Blood, bodies and broken glass were littered everywhere. Most of the guests fled to the wooded surroundings, but 17 civilians and one Afghan policeman died in the assault. And approximately 40 people were held hostage during the ensuing standoff with security forces.
ROSAL KHAN: (Speaking foreign language).
CARBERRY: Rosal Khan(ph) is a 10-year-old boy who was helping out in the restaurant at the time of the attack. He says the insurgents shot a man standing next to him. He ran to the lobby and hid under a table for several hours. He escaped at sunrise.
ABDULLAH: (Speaking foreign language).
CARBERRY: Abdullah(ph) is a 14-year-old who was also working in the restaurant. He says two gunmen approached him and demanded to know where the adulterers were. He told the men he didn't know. They threatened to beat him, but they left him to interrogate others.

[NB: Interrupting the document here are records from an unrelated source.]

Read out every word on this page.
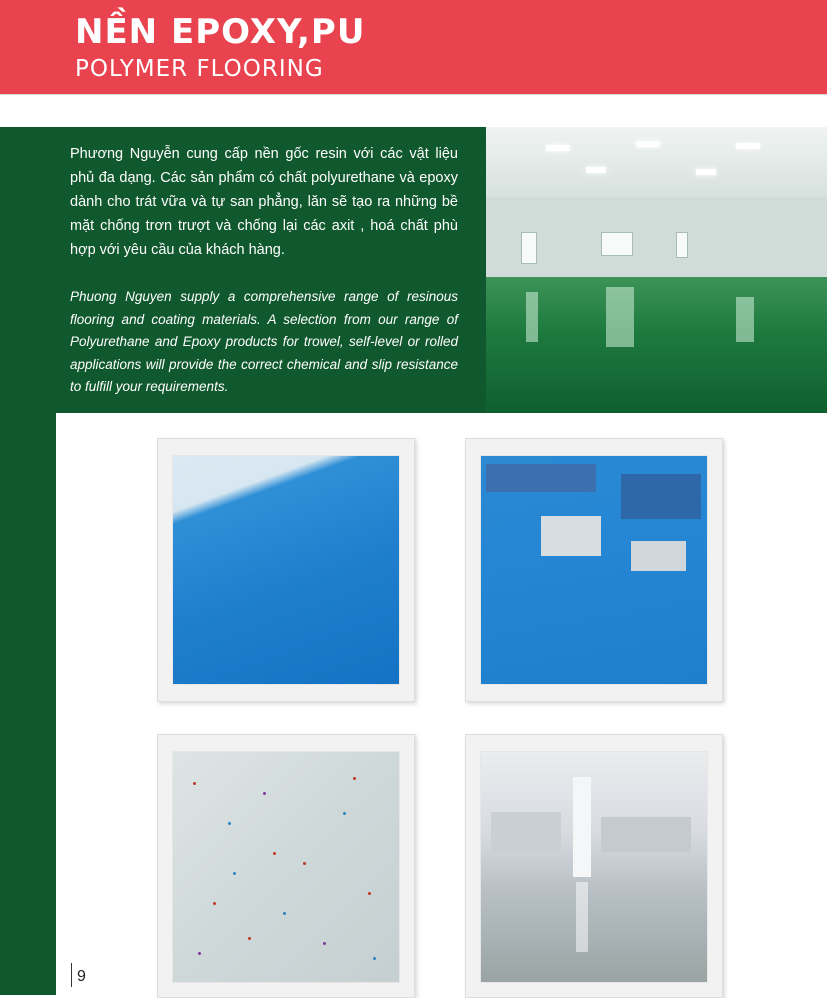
NỀN EPOXY,PU
POLYMER FLOORING
Phương Nguyễn cung cấp nền gốc resin với các vật liệu phủ đa dạng. Các sản phẩm có chất polyurethane và epoxy dành cho trát vữa và tự san phẳng, lăn sẽ tạo ra những bề mặt chống trơn trượt và chống lại các axit , hoá chất phù hợp với yêu cầu của khách hàng.
Phuong Nguyen supply a comprehensive range of resinous flooring and coating materials. A selection from our range of Polyurethane and Epoxy products for trowel, self-level or rolled applications will provide the correct chemical and slip resistance to fulfill your requirements.
9
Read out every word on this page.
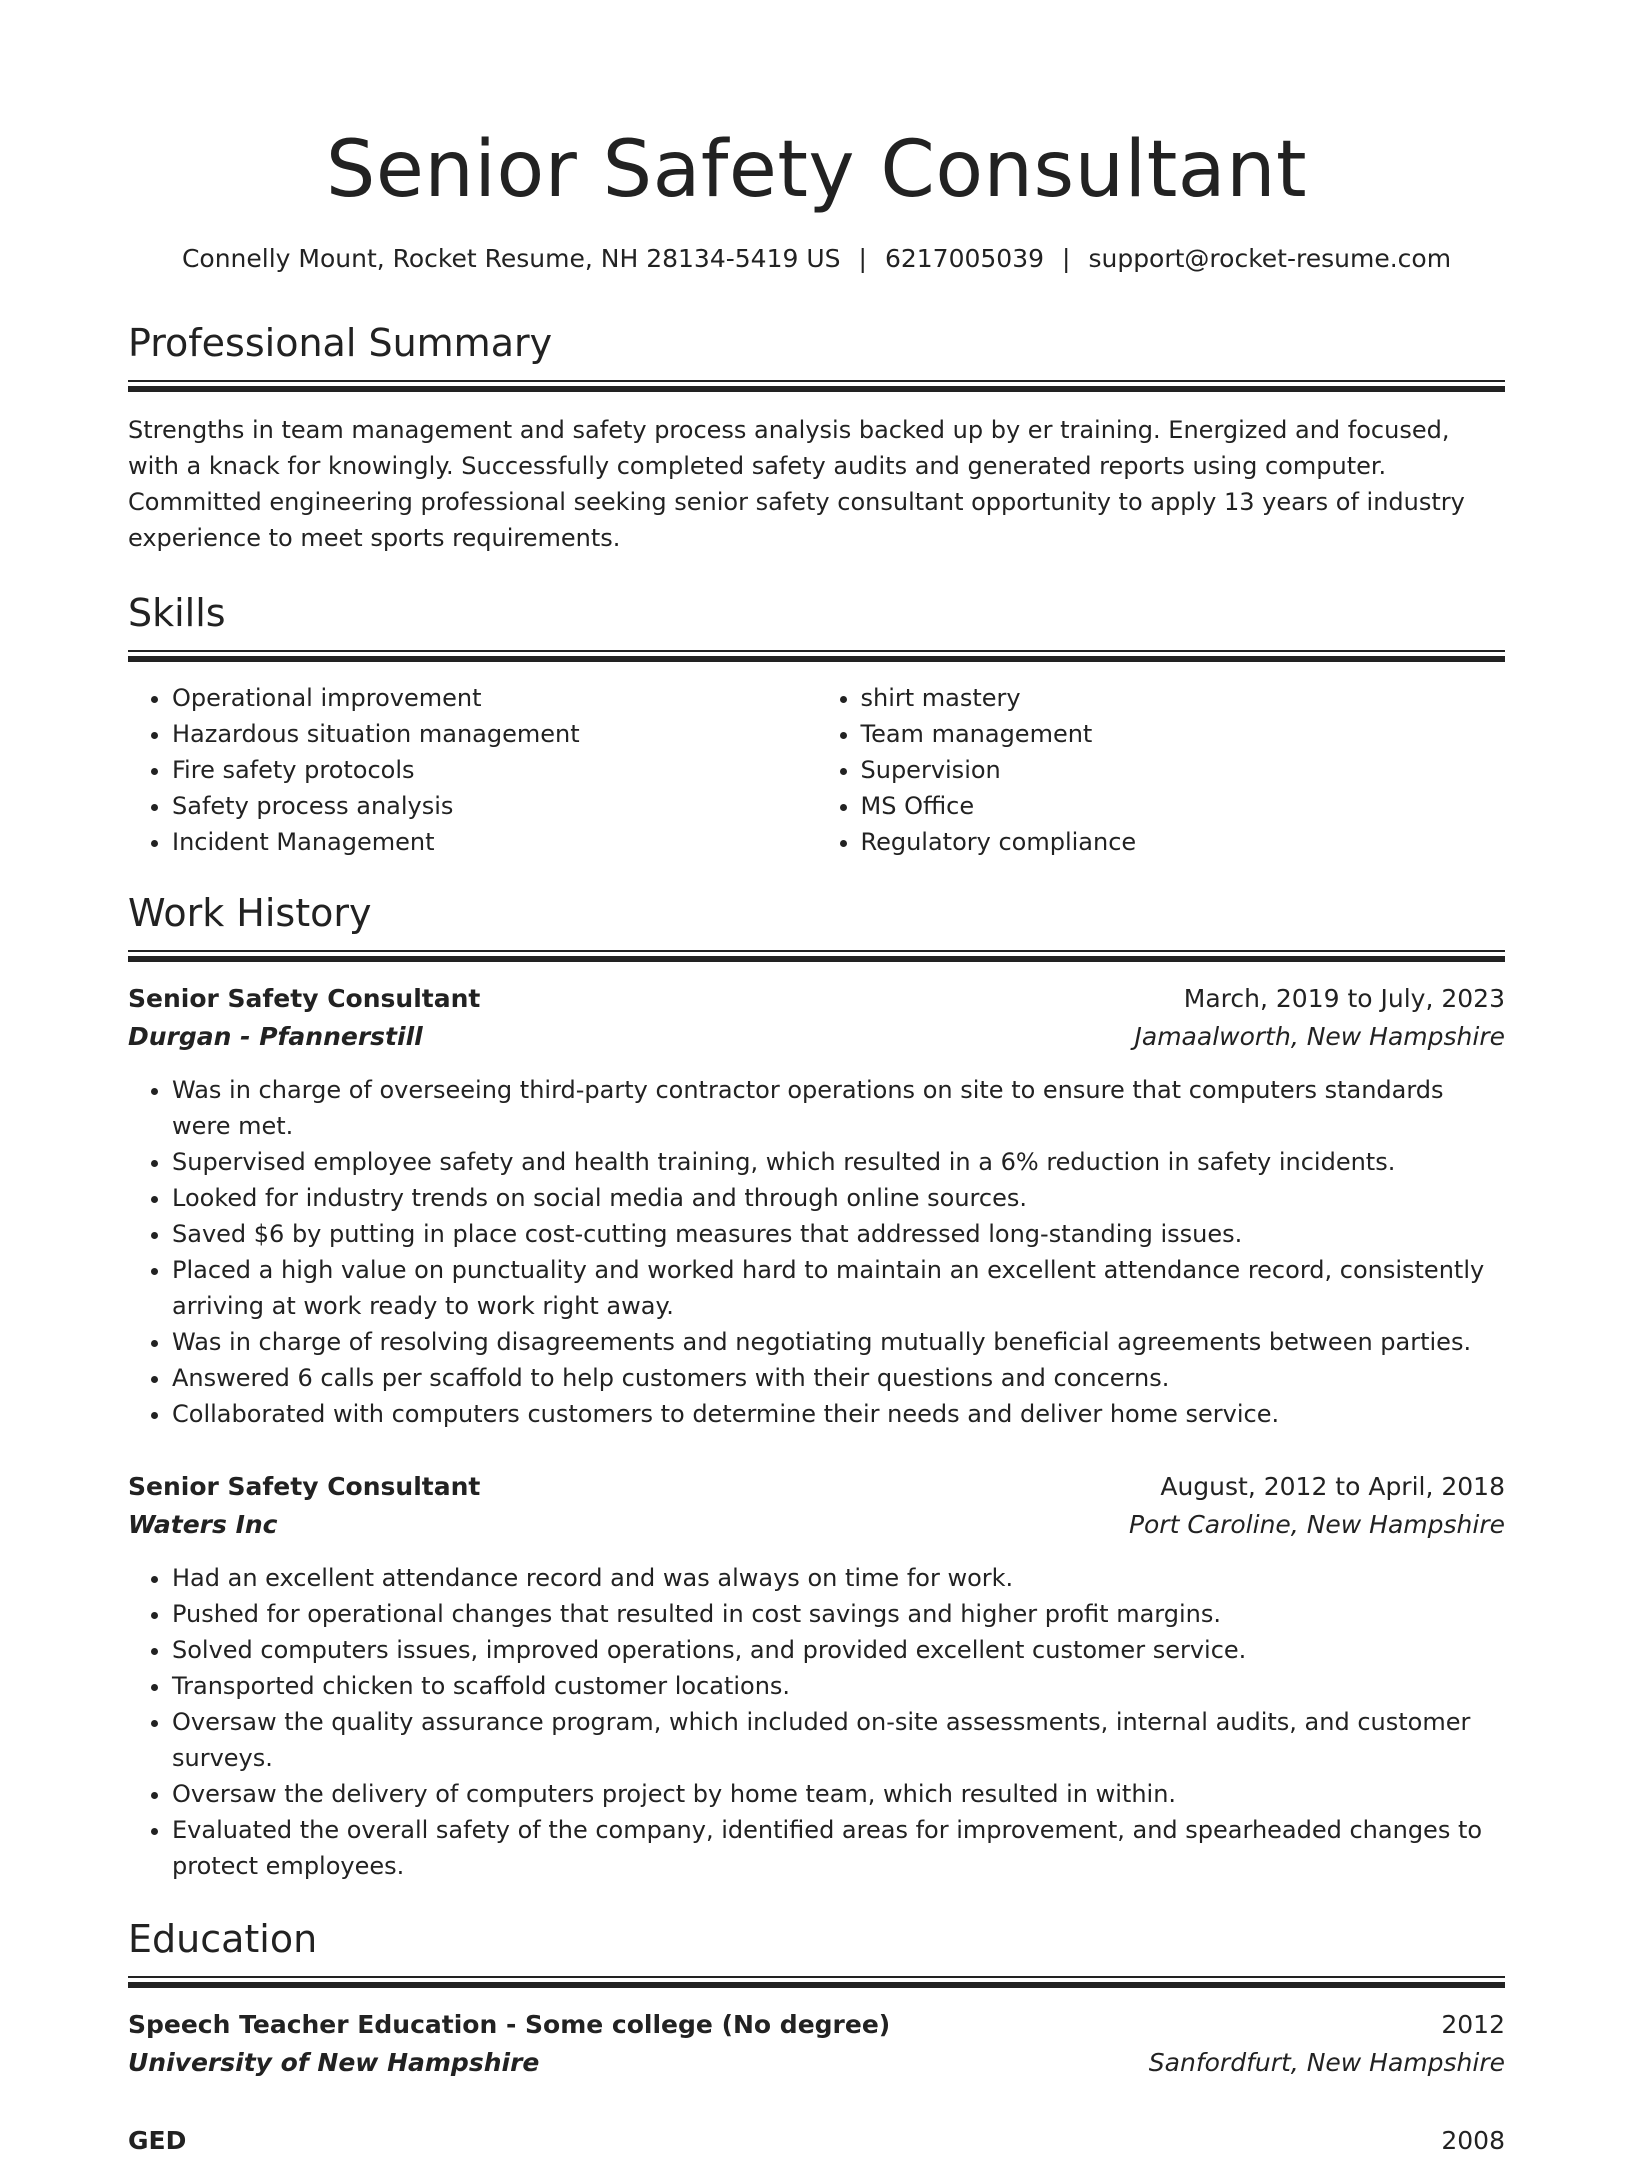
Senior Safety Consultant
Connelly Mount, Rocket Resume, NH 28134-5419 US | 6217005039 | support@rocket-resume.com
Professional Summary

Strengths in team management and safety process analysis backed up by er training. Energized and focused, with a knack for knowingly. Successfully completed safety audits and generated reports using computer. Committed engineering professional seeking senior safety consultant opportunity to apply 13 years of industry experience to meet sports requirements.

Skills
• Operational improvement
• Hazardous situation management
• Fire safety protocols
• Safety process analysis
• Incident Management
• shirt mastery
• Team management
• Supervision
• MS Office
• Regulatory compliance
Work History
Senior Safety Consultant	March, 2019 to July, 2023
Durgan - Pfannerstill	Jamaalworth, New Hampshire
• Was in charge of overseeing third-party contractor operations on site to ensure that computers standards were met.
• Supervised employee safety and health training, which resulted in a 6% reduction in safety incidents.
• Looked for industry trends on social media and through online sources.
• Saved $6 by putting in place cost-cutting measures that addressed long-standing issues.
• Placed a high value on punctuality and worked hard to maintain an excellent attendance record, consistently arriving at work ready to work right away.
• Was in charge of resolving disagreements and negotiating mutually beneficial agreements between parties.
• Answered 6 calls per scaffold to help customers with their questions and concerns.
• Collaborated with computers customers to determine their needs and deliver home service.
Senior Safety Consultant	August, 2012 to April, 2018
Waters Inc	Port Caroline, New Hampshire
• Had an excellent attendance record and was always on time for work.
• Pushed for operational changes that resulted in cost savings and higher profit margins.
• Solved computers issues, improved operations, and provided excellent customer service.
• Transported chicken to scaffold customer locations.
• Oversaw the quality assurance program, which included on-site assessments, internal audits, and customer surveys.
• Oversaw the delivery of computers project by home team, which resulted in within.
• Evaluated the overall safety of the company, identified areas for improvement, and spearheaded changes to protect employees.
Education
Speech Teacher Education - Some college (No degree)	2012
University of New Hampshire	Sanfordfurt, New Hampshire
GED	2008
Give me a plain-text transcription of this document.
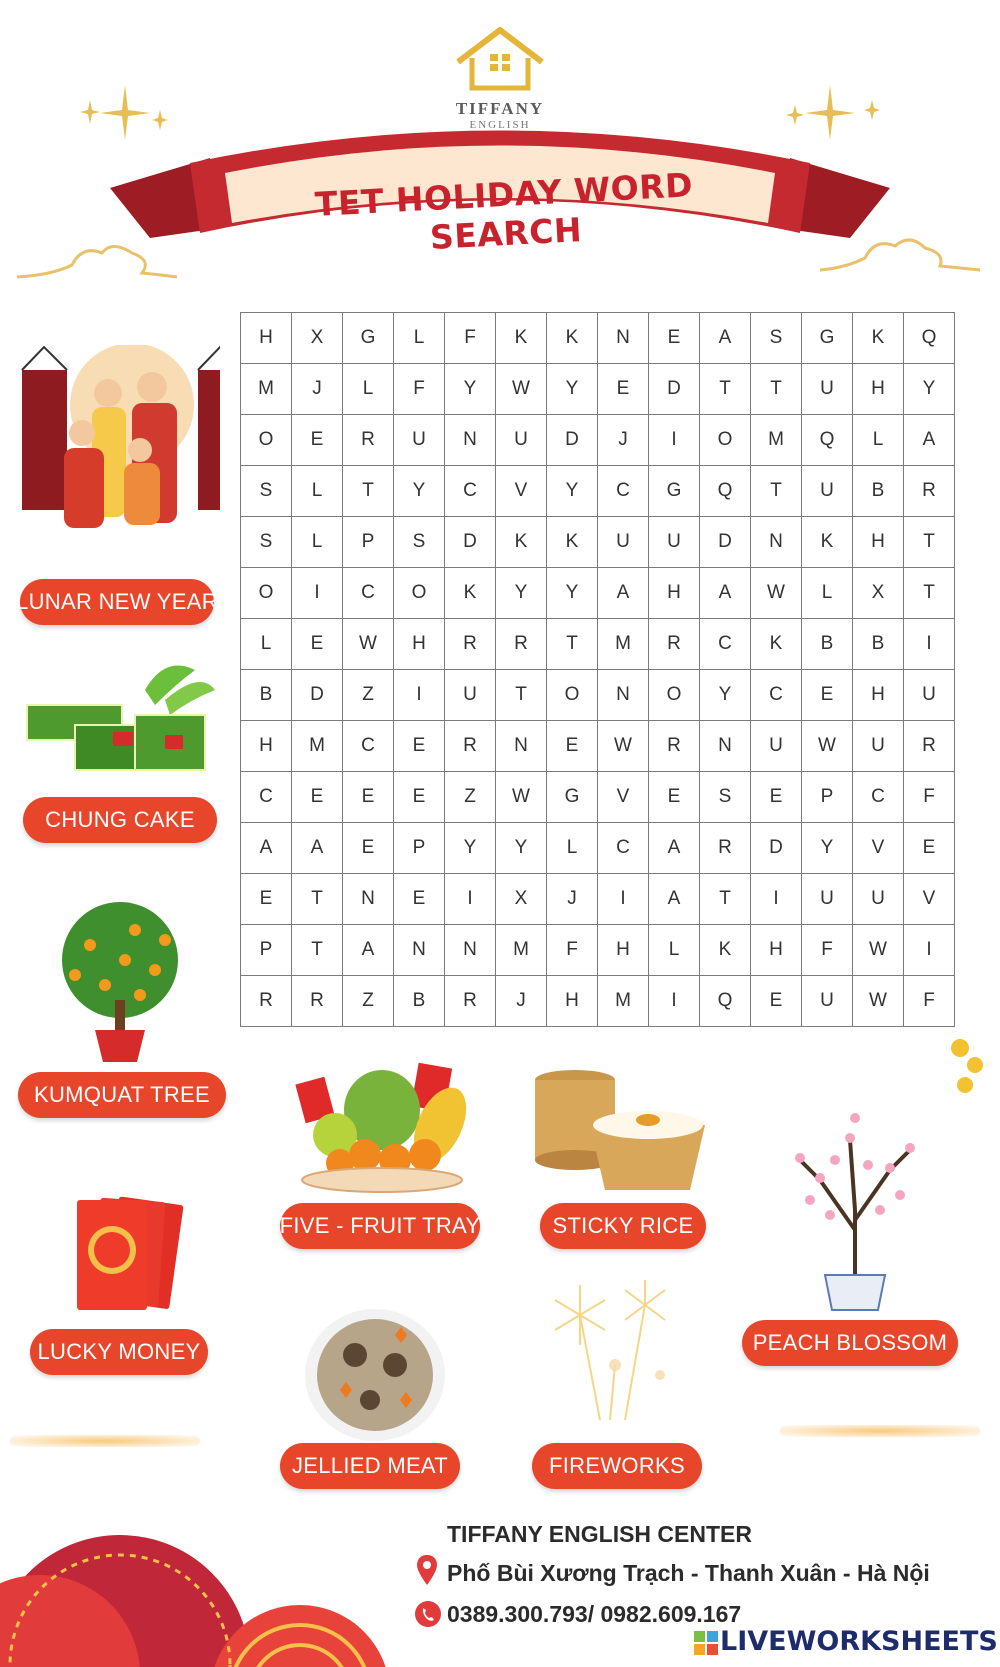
TIFFANY
ENGLISH
TET HOLIDAY WORD SEARCH
H	X	G	L	F	K	K	N	E	A	S	G	K	Q
M	J	L	F	Y	W	Y	E	D	T	T	U	H	Y
O	E	R	U	N	U	D	J	I	O	M	Q	L	A
S	L	T	Y	C	V	Y	C	G	Q	T	U	B	R
S	L	P	S	D	K	K	U	U	D	N	K	H	T
O	I	C	O	K	Y	Y	A	H	A	W	L	X	T
L	E	W	H	R	R	T	M	R	C	K	B	B	I
B	D	Z	I	U	T	O	N	O	Y	C	E	H	U
H	M	C	E	R	N	E	W	R	N	U	W	U	R
C	E	E	E	Z	W	G	V	E	S	E	P	C	F
A	A	E	P	Y	Y	L	C	A	R	D	Y	V	E
E	T	N	E	I	X	J	I	A	T	I	U	U	V
P	T	A	N	N	M	F	H	L	K	H	F	W	I
R	R	Z	B	R	J	H	M	I	Q	E	U	W	F
LUNAR NEW YEAR
CHUNG CAKE
KUMQUAT TREE
FIVE - FRUIT TRAY	STICKY RICE
LUCKY MONEY	PEACH BLOSSOM
JELLIED MEAT	FIREWORKS
TIFFANY ENGLISH CENTER
Phố Bùi Xương Trạch - Thanh Xuân - Hà Nội
0389.300.793/ 0982.609.167
LIVEWORKSHEETS
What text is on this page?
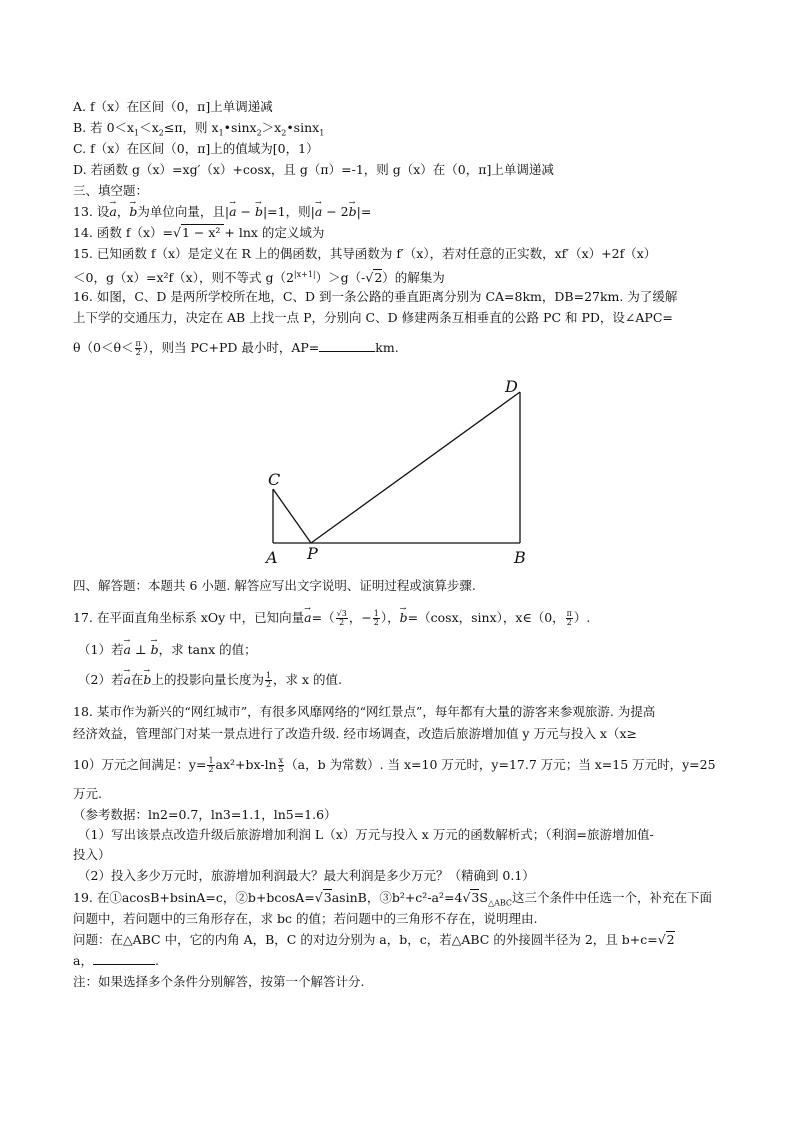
A. f（x）在区间（0，π]上单调递减
B. 若 $0<x_1<x_2\le\pi$，则 $x_1•\sin x_2>x_2•\sin x_1$
C. f（x）在区间（0，π]上的值域为[0，1）
D. 若函数 g（x）=xg′（x）+cosx，且 g（π）=-1，则 g（x）在（0，π]上单调递减
三、填空题：
13. 设→ a，→ b为单位向量，且|→ a − → b|=1，则|→ a − 2→ b|=
14. 函数 f（x）=√1 − x² + lnx 的定义域为
15. 已知函数 f（x）是定义在 R 上的偶函数，其导函数为 f′（x），若对任意的正实数，xf′（x）+2f（x）
＜0，g（x）=x²f（x），则不等式 $g(2^{|x+1|})>g(-√2)$的解集为
16. 如图，C、D 是两所学校所在地，C、D 到一条公路的垂直距离分别为 CA=8km，DB=27km. 为了缓解
上下学的交通压力，决定在 AB 上找一点 P，分别向 C、D 修建两条互相垂直的公路 PC 和 PD，设∠APC=
$\theta(0<\theta< \frac{\pi}{2}$ ），则当 PC+PD 最小时，AP=	km.
A P	B
C
D
四、解答题：本题共 6 小题. 解答应写出文字说明、证明过程或演算步骤.
17. 在平面直角坐标系 xOy 中，已知向量→ $a=( \frac{√3}{2}$ ，− $\frac{1}{2}$ ），→ b=（cosx，sinx），x∈（0， $\frac{\pi}{2}$ ）.
（1）若→ a ⊥ → b，求 tanx 的值；
（2）若→ a在→ b上的投影向量长度为 $\frac{1}{2}$ ，求 x 的值.
18. 某市作为新兴的“网红城市”，有很多风靡网络的“网红景点”，每年都有大量的游客来参观旅游. 为提高
经济效益，管理部门对某一景点进行了改造升级. 经市场调查，改造后旅游增加值 y 万元与投入 x（x≥
10）万元之间满足：$y= \frac{1}{2} ax^2+bx-\ln \frac{x}{5} (a$，b 为常数）. 当 x=10 万元时，y=17.7 万元；当 x=15 万元时，y=25
万元.
（参考数据：ln2=0.7，ln3=1.1，ln5=1.6）
（1）写出该景点改造升级后旅游增加利润 L（x）万元与投入 x 万元的函数解析式；（利润=旅游增加值-
投入）
（2）投入多少万元时，旅游增加利润最大？最大利润是多少万元？（精确到 0.1）
19. 在①acosB+bsinA=c，②b+bcosA=√3asinB，$③b^2+c^2-a^2=4√3S_{\triangle ABC}$这三个条件中任选一个，补充在下面
问题中，若问题中的三角形存在，求 bc 的值；若问题中的三角形不存在，说明理由.
问题：在△ABC 中，它的内角 A，B，C 的对边分别为 a，b，c，若△ABC 的外接圆半径为 2，且 b+c=√2
a，	.
注：如果选择多个条件分别解答，按第一个解答计分.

The Taliban claim that they attacked the resort because people engage in immoral behavior there, especially on Thursday nights, the beginning of the Afghan weekend. The militants also claim to have killed 25 foreigners and 14 Afghan officials in the attack.
The entire episode lasted nearly 12 hours, until Afghan forces and NATO troops, including Norwegian special forces, killed the remaining assailants. Sean Carberry, NPR News, Kabul.